L’Union Polynésienne à venir

Localisation de la Polynésie, de la Micronésie et de la Mélanésie

Article paru sur Strategic-Culture, traduit par Soverain

La combinaison du paternalisme colonial et post-colonial des pays industrialisés occidentaux, la redécouverte d’un passé glorieux et l’effondrement de la domination unipolaire américaine conduisent la région polynésienne du Pacifique vers une future union politique et économique. Le Groupe des dirigeants polynésiens (PLG) se fait une place politique et diplomatique dans la région Asie-Pacifique.

Le PLG, réuni lors de son 8e sommet à Tuvalu en juin 2018, a admis trois nouveaux membres – Rapa Nui (île de Pâques), Hawaï, et la Nouvelle-Zélande, ou, comme on l’appelle en langue maori, Aotearoa.
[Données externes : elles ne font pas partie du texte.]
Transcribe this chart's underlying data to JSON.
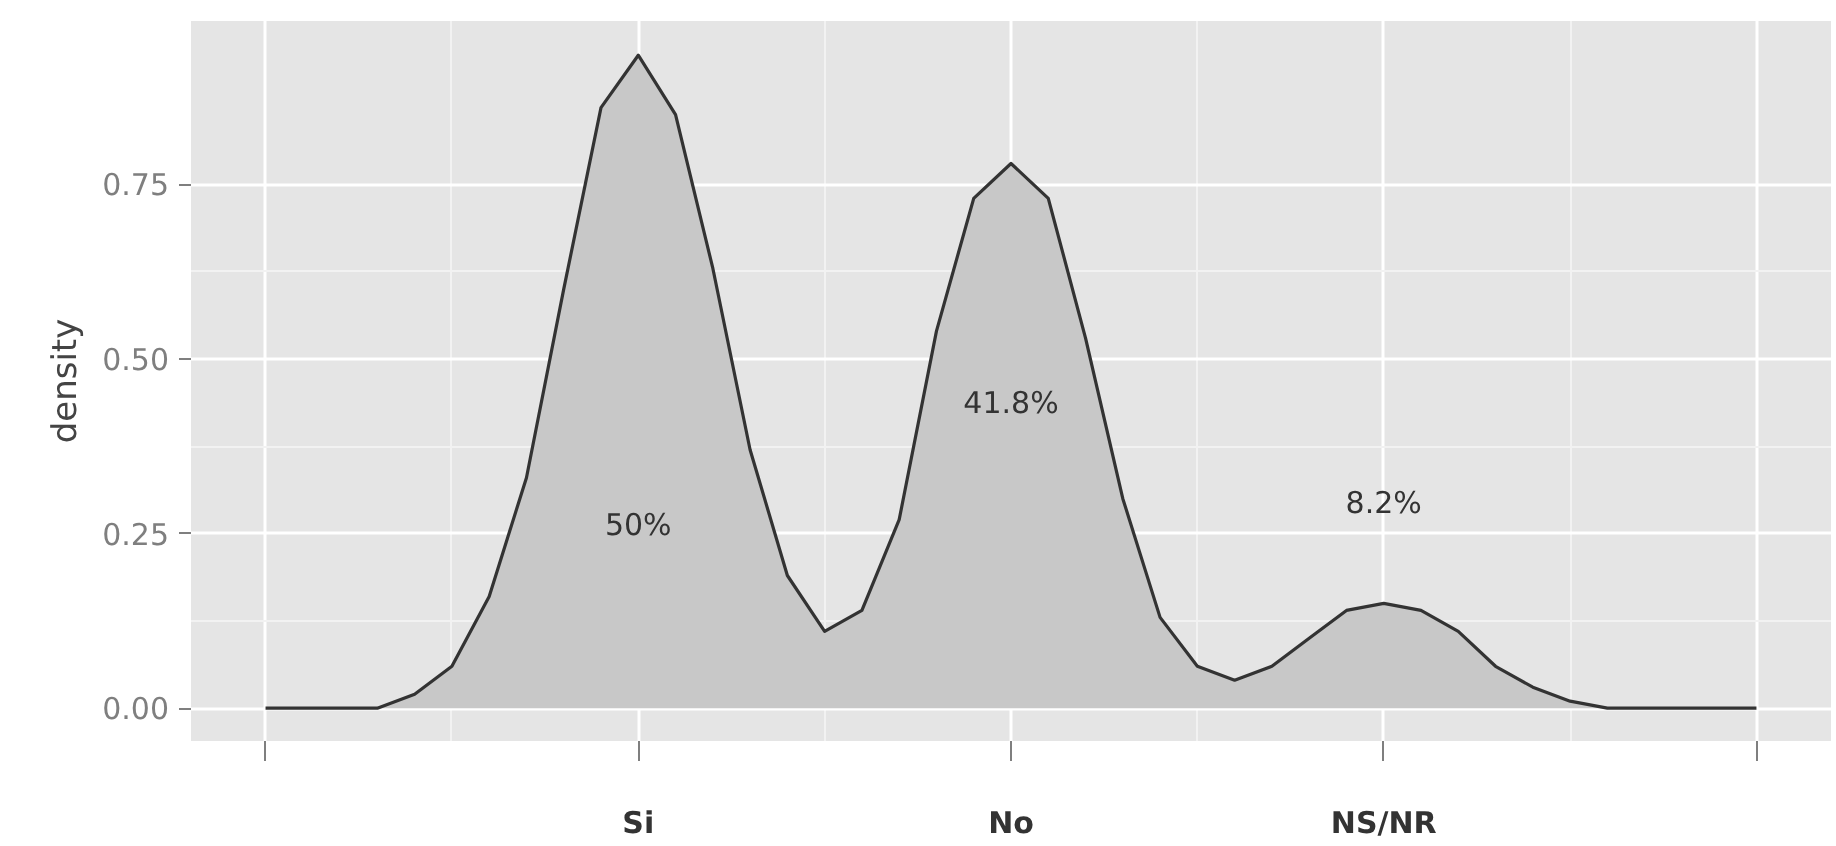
{
  "chart_data": {
    "type": "area",
    "ylabel": "density",
    "categories": [
      null,
      null,
      null,
      null,
      null,
      null,
      null,
      null,
      null,
      null,
      "Si",
      null,
      null,
      null,
      null,
      null,
      null,
      null,
      null,
      null,
      "No",
      null,
      null,
      null,
      null,
      null,
      null,
      null,
      null,
      null,
      "NS/NR",
      null,
      null,
      null,
      null,
      null,
      null,
      null,
      null,
      null,
      null
    ],
    "series": [
      {
        "color": "#c8c8c8",
        "values": [
          0,
          0,
          0,
          0,
          0.02,
          0.06,
          0.16,
          0.33,
          0.6,
          0.86,
          0.935,
          0.85,
          0.63,
          0.37,
          0.19,
          0.11,
          0.14,
          0.27,
          0.54,
          0.73,
          0.78,
          0.73,
          0.53,
          0.3,
          0.13,
          0.06,
          0.04,
          0.06,
          0.1,
          0.14,
          0.15,
          0.14,
          0.11,
          0.06,
          0.03,
          0.01,
          0,
          0,
          0,
          0,
          0
        ]
      }
    ],
    "ylim": [
      -0.047,
      0.984
    ],
    "yticks": [
      {
        "value": 0,
        "label": "0.00"
      },
      {
        "value": 0.25,
        "label": "0.25"
      },
      {
        "value": 0.5,
        "label": "0.50"
      },
      {
        "value": 0.75,
        "label": "0.75"
      }
    ],
    "grid": true,
    "annotations": [
      "50%",
      "41.8%",
      "8.2%"
    ]
  }
}
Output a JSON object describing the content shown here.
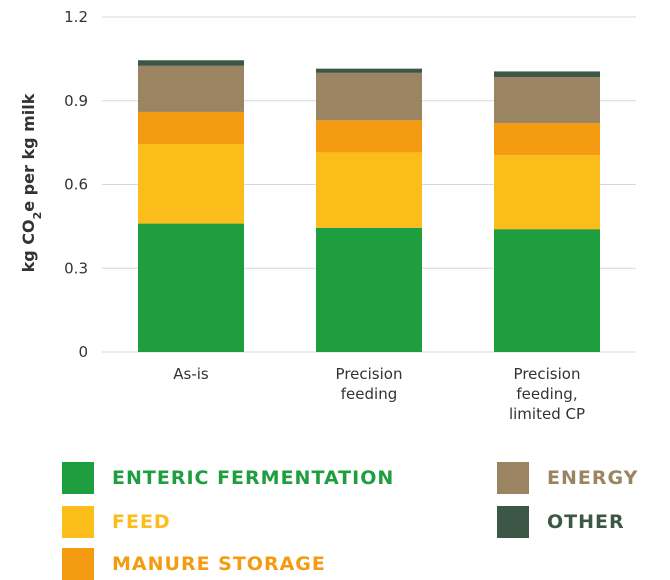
{
  "chart_data": {
    "type": "bar",
    "stacked": true,
    "categories": [
      [
        "As-is"
      ],
      [
        "Precision",
        "feeding"
      ],
      [
        "Precision",
        "feeding,",
        "limited CP"
      ]
    ],
    "ylabel_main": "kg CO",
    "ylabel_sub": "2",
    "ylabel_rest": "e per kg milk",
    "ylim": [
      0,
      1.2
    ],
    "yticks": [
      "0",
      "0.3",
      "0.6",
      "0.9",
      "1.2"
    ],
    "ytick_values": [
      0,
      0.3,
      0.6,
      0.9,
      1.2
    ],
    "grid": true,
    "series": [
      {
        "name": "ENTERIC FERMENTATION",
        "color": "#1e9e3e",
        "values": [
          0.46,
          0.445,
          0.44
        ]
      },
      {
        "name": "FEED",
        "color": "#fbbd1a",
        "values": [
          0.285,
          0.27,
          0.265
        ]
      },
      {
        "name": "MANURE STORAGE",
        "color": "#f49b11",
        "values": [
          0.115,
          0.115,
          0.115
        ]
      },
      {
        "name": "ENERGY",
        "color": "#9a8462",
        "values": [
          0.165,
          0.17,
          0.165
        ]
      },
      {
        "name": "OTHER",
        "color": "#3c5745",
        "values": [
          0.02,
          0.015,
          0.02
        ]
      }
    ],
    "legend_placement": "bottom"
  }
}
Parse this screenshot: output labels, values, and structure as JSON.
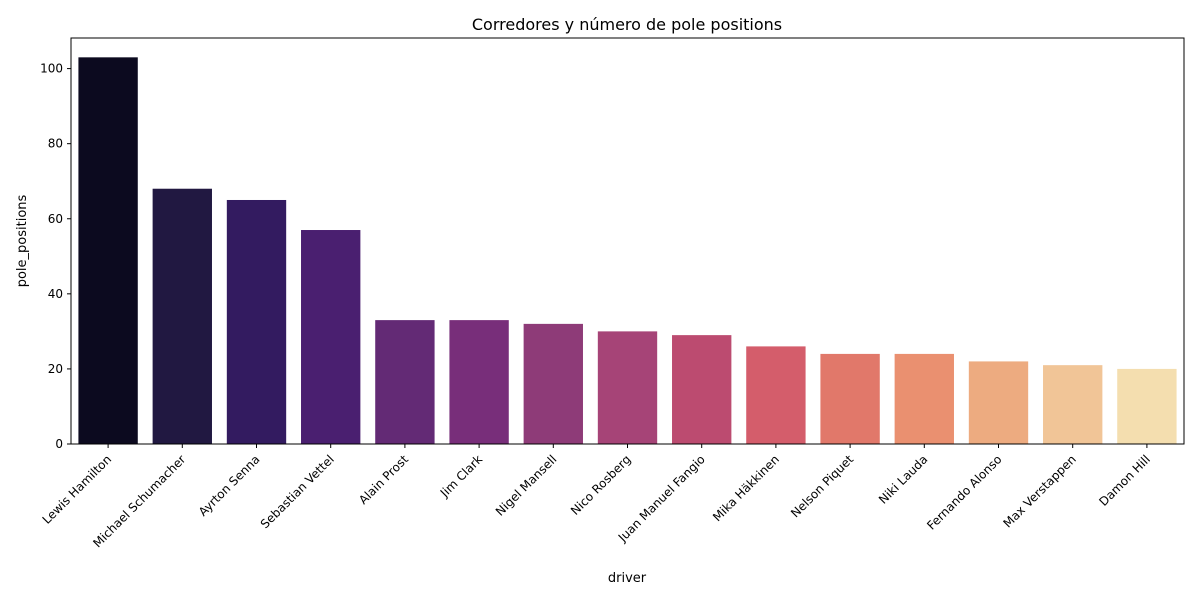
{
  "chart_data": {
    "type": "bar",
    "title": "Corredores y número de pole positions",
    "xlabel": "driver",
    "ylabel": "pole_positions",
    "categories": [
      "Lewis Hamilton",
      "Michael Schumacher",
      "Ayrton Senna",
      "Sebastian Vettel",
      "Alain Prost",
      "Jim Clark",
      "Nigel Mansell",
      "Nico Rosberg",
      "Juan Manuel Fangio",
      "Mika Häkkinen",
      "Nelson Piquet",
      "Niki Lauda",
      "Fernando Alonso",
      "Max Verstappen",
      "Damon Hill"
    ],
    "values": [
      103,
      68,
      65,
      57,
      33,
      33,
      32,
      30,
      29,
      26,
      24,
      24,
      22,
      21,
      20
    ],
    "colors": [
      "#0c0a1f",
      "#211841",
      "#331b60",
      "#4a1f70",
      "#632a75",
      "#782e7a",
      "#8e3b78",
      "#a64477",
      "#bc4b70",
      "#d45d6b",
      "#e1786a",
      "#ea9070",
      "#edab80",
      "#f1c597",
      "#f4deaf"
    ],
    "ylim": [
      0,
      108.15
    ],
    "yticks": [
      0,
      20,
      40,
      60,
      80,
      100
    ],
    "grid": false,
    "legend": "none"
  }
}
Ces possibles membres d’une future Union polynésienne se sont joints aux Samoa, aux Samoa américaines, au Tonga, à Tuvalu, aux îles Cook, à Niue, à la Polynésie française, aux Tokélaou et à Wallis-et-Futuna dans le PLG.

Dans la seconde moitié du XIXe siècle, quatre rois polynésiens, craignant d’empiéter sur les mouvements impérialistes occidentaux dans le Pacifique Sud, ont tenté de former une alliance de royaumes polynésiens pour tenir tête aux puissances coloniales européennes et américaines. Les principaux partisans de l’alliance étaient le roi Pomare V de Tahiti, le roi Kamehameha V d’Hawaï, le roi Malietoa Laupepa de Samoa et le roi George Tupou II de Tonga.

La réunion des dirigeants du PLG à Tuvalu a laissé entrevoir la possibilité que d’autres Etats polynésiens rejoignent leur alliance. Il s’agit notamment de l’île Norfolk, dont le statut d’autonomie a été unilatéralement aboli par l’Australie en 2016, des îles Pitcairn, territoire d’outre-mer du Royaume-Uni, de l’atoll Johnston, le récif Kingman, l’atoll Palmyra, l’île Howland, l’île Jarvis et les îles Baker, administrés par le gouvernement fédéral des États-Unis en tant que territoire incorporé et non organisé, et de Rotuma, une dépendance des Fidji.

Les îles à majorité mélanésienne et micronésienne du Pacifique pourraient également être invitées à adhérer à une Union polynésienne. Il s’agit notamment d’Anuta, une île très peuplée de 300 habitants dans les Îles Salomon ; Bellona, Ontong Java, Pileni, Sikaiana, Tikopia et Rennell dans les Îles Salomon ; Mele et Emae au Vanuatu ; Nukumanu et Takuuu en Papouasie-Nouvelle-Guinée ; et Kapingamarangi et Nukuoro dans les États fédérés de Micronésie.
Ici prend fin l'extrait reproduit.